Ever since January’s surprise trailer release, “Cloverfield” fans have been pining to know what, exactly, does “10 Cloverfield Lane” have to do with the original?
The answer: basically nothing— but that’s not a criticism, just fact.
After a car accident leaves her unconscious, Michelle (Mary Elizabeth Winstead) wakes up chained to a basement wall, sustained by an IV drip. Her caretaker, Howard (John Goodman), insists he found her and brought her to his underground apocalypse bunker in the wake of an invasion that’s left the outside world uninhabitable.
The bunker’s only other resident, Emmet (John Gallagher Jr.), corroborates his story — until presupposed facts fail to add up.
You don’t have to see the 2008 creature feature to enjoy this first surprise hit of 2016. Producer J.J. Abrams has described the film as a “blood relative” to “Cloverfield,” the found-footage staple, meaning it technically could exist in the same universe where the extraterrestrial invasion depicted in that film plays out from different perspectives — the first from New York and now the second from rural Louisiana.
But the film’s tagline, “Monsters come in many forms,” is an apt warning against this expectation. In order to keep the film’s association a secret, the project worked under the titles “Valencia” and “The Cellar” until Bad Robot Productions released the film’s final title as recently as mid-January of this year.
Despite its titular connection to “Cloverfield,” this new film is more of a mind-bending thriller than a full-on monster bash.
The most notable difference: A steadier cinematic outing in the Louisiana marshlands replaces the urban shaky-cam obsession, which divided critics and audiences. The close quarters also makes for a very stagnant setting, but move the character-driven plot forward, much in the way that “Cloverfield’s” characters existed inside a camcorder frame. With nothing much else to do, the bunker residents get to know each other and how each ended up underground.
Michelle is a runaway fiancee who Howard either kidnapped or saved — a subplot with as much intrigue as the world outside the bunker. She befriends Emmet, a local odd-job-working college dropout who weaseled his way into Howard’s safe house at the last second.
The tense question of whether Michelle and Emmet are prisoners or survivors takes the characters and audience on a thrilling ride, where Howard’s questionable character overshadows the potential danger outside.
Michelle and Emmet’s mysterious paths to the bunker lead back to Howard, the film’s central focus. He explains that a chemical attack from someone unknown — Russians, Koreans, possibly Martians — has contaminated the air outside. As a doomsday prepping ex-Navy conspiracy theorist, his stubborn insistence but lack of proof leaves Michelle plotting an escape.

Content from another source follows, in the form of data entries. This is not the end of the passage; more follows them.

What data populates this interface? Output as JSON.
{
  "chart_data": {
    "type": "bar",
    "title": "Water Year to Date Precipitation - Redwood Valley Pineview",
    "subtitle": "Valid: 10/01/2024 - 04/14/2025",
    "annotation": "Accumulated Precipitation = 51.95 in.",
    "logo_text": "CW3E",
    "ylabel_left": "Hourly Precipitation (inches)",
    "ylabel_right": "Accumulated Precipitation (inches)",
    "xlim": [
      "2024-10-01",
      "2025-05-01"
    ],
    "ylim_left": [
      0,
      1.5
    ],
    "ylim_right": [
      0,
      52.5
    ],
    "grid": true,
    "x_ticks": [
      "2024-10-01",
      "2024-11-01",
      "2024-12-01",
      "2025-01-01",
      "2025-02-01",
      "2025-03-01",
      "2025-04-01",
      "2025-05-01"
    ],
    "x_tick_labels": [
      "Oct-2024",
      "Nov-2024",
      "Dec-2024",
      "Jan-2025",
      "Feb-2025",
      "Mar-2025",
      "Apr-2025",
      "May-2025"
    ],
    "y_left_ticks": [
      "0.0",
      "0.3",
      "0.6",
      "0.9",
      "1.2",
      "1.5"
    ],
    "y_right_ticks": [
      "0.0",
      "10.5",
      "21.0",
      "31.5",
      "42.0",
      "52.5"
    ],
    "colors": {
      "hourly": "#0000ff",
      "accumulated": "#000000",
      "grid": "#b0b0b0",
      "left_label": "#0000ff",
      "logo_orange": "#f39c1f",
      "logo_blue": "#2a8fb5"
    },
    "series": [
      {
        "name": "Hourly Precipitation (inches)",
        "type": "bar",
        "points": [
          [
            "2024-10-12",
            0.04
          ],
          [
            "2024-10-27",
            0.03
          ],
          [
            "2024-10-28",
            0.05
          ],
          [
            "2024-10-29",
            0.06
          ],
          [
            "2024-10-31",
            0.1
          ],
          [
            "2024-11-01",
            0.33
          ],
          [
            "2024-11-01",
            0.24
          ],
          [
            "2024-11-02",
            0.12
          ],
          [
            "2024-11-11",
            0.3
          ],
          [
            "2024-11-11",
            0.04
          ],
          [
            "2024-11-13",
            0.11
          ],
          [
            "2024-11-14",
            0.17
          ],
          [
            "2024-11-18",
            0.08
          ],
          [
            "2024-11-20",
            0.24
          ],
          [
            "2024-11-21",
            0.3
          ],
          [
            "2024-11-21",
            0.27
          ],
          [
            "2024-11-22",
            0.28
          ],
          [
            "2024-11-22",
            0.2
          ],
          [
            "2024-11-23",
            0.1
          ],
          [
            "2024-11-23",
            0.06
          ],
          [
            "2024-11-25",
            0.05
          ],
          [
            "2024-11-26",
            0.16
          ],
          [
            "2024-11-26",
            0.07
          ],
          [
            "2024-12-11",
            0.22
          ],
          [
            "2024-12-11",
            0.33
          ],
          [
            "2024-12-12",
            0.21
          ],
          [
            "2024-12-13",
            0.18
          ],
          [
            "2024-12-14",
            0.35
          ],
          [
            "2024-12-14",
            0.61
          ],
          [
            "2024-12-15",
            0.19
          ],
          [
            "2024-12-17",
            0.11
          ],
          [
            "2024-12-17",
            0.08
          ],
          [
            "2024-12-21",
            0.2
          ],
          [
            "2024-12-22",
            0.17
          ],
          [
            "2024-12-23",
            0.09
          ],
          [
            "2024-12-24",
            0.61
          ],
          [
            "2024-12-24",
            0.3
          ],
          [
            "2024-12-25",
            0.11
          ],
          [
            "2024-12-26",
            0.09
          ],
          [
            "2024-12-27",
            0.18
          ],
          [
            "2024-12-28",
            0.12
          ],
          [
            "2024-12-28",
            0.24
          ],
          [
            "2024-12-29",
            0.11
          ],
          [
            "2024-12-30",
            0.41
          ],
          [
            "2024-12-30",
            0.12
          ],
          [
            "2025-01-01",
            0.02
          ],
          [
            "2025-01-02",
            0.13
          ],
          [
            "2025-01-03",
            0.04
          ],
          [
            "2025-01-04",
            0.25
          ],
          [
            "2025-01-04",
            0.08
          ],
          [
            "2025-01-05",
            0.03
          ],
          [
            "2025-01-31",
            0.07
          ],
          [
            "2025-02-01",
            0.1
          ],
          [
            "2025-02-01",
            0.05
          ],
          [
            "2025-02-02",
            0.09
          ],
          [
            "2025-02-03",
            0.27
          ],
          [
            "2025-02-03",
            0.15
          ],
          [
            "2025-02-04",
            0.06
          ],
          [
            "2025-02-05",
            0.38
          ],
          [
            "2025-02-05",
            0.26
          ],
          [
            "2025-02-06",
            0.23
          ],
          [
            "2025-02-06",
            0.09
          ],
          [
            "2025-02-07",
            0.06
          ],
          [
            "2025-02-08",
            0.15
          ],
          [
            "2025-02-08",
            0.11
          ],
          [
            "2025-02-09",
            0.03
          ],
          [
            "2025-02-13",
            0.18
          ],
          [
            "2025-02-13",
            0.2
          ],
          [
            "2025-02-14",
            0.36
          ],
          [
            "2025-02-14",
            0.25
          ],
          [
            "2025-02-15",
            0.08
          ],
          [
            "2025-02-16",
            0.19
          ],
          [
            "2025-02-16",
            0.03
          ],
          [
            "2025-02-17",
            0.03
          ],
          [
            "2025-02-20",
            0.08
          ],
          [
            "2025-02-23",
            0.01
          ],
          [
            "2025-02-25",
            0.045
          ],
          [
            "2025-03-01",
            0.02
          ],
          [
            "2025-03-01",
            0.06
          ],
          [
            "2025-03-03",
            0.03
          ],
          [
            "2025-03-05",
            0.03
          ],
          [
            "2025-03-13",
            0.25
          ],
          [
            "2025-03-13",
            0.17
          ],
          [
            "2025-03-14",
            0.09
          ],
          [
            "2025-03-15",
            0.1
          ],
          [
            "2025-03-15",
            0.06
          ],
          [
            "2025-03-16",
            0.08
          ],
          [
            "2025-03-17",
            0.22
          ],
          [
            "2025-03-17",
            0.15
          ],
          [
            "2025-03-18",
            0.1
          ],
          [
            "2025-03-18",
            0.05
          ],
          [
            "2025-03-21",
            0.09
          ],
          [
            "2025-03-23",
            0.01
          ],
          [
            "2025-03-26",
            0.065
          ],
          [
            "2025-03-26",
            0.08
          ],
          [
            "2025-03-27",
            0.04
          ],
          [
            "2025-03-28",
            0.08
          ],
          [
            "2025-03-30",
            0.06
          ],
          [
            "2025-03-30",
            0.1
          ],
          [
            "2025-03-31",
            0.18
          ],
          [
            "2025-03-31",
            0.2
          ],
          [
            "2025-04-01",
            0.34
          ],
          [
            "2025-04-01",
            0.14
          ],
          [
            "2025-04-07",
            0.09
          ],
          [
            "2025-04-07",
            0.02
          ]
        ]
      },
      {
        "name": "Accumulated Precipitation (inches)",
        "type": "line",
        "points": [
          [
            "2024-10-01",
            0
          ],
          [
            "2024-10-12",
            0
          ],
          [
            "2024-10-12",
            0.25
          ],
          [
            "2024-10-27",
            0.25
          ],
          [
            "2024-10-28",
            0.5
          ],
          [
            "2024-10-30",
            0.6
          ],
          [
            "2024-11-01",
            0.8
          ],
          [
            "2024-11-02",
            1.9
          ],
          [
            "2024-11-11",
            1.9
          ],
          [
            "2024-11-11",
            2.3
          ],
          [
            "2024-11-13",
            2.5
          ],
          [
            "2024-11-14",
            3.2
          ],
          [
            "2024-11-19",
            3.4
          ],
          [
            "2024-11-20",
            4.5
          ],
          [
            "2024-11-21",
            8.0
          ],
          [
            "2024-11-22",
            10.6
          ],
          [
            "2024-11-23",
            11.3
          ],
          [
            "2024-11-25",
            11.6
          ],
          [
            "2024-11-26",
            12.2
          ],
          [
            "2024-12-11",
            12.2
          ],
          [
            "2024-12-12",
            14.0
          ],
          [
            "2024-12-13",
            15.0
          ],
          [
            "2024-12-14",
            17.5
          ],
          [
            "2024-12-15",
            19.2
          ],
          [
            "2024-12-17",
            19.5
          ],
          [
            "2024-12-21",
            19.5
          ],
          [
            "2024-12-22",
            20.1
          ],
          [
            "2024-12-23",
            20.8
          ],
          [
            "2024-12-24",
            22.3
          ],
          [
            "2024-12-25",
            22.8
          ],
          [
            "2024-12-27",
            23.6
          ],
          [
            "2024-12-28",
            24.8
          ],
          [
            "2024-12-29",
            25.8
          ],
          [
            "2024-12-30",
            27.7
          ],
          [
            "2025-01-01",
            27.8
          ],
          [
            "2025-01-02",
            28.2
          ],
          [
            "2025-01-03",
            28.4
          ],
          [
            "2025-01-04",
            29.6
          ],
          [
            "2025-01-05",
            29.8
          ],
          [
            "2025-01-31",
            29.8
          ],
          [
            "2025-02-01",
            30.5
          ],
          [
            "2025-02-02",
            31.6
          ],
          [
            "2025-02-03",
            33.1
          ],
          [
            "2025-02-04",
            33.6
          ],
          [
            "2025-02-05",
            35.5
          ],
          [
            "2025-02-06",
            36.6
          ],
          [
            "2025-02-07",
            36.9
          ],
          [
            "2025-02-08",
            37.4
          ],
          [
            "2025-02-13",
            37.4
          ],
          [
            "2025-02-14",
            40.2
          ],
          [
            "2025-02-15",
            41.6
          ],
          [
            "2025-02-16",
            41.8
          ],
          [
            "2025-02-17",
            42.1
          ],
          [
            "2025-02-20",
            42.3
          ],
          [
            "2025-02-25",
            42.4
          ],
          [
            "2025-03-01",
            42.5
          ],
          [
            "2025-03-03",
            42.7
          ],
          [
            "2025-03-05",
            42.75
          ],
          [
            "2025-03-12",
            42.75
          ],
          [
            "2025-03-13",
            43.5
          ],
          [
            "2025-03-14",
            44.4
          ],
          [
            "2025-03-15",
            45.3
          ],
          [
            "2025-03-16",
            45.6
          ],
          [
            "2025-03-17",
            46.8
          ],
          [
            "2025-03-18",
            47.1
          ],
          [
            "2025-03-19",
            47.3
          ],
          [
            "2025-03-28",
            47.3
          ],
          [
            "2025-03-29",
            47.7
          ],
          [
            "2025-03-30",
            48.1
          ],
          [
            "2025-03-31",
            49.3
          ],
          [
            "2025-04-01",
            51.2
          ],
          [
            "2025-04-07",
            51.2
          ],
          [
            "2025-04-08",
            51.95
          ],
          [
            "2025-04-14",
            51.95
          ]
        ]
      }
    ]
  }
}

Howard presents an antisocial, explosively impatient creature. Doomsday preppers and kidnappers both have to account for multiple possibilities and situations to operate. This similarity makes Howard’s character so chillingly compelling, while also making Michelle’s quiet escape attempts even weightier under his watchful eye.
In what some are already predicting Oscar attention, Goodman’s work is the film’s central gravitas — is he a savior or a monster? You cringe when he says paternalistically juvenile things like, “Let’s go — bathroom time,” yet can’t help but relate when he laments, “People are strange creatures.”
Winstead (“Scott Pilgrim vs. the World”) and Gallagher Jr. (“The Newsroom”) are also noteworthy talents. Winstead is a well of survival instinct — think Sigourney Weaver’s Alien-dodging Ellen Ripley with a dash of MacGyver — mixed with curiosity and suspicion. Gallagher Jr. provides an easy southern smile and some innocent humanity to the otherwise tense dinner-table proceedings.
“10 Cloverfield Lane” is the impressive directorial debut of Dan Trachtenberg, whose only previous credit is a short film loosely based on the video game “Portal.” Trachtenberg creates a much-needed sense of space in the bunker, distinct in its coziness and claustrophobia by the end of the 103-minute runtime.
At just over an hour and a half, the film’s wild ending teases more than it satisfies, offering scarce but crucial clues connecting its events in Louisiana to the ones in “Cloverfield’s” New York. Saying any more about the final act would be a disservice to the applause-worthy job Abrams and company did in veiling the film’s connection to “Cloverfield” thus far.
What we can say is that it’s already drawn comparisons to “The Twilight Zone,” but could just as easily be classified as adjacent to “War of the Worlds” or “Falling Skies.” It’s unclear whether there will ever be any official closure to the lingering threads. “10 Cloverfield Lane” raises more questions about the “Cloververse” than it answers, but that doesn’t stop it from being a brilliant genre-bender of a film, and possibly the start of something great to come.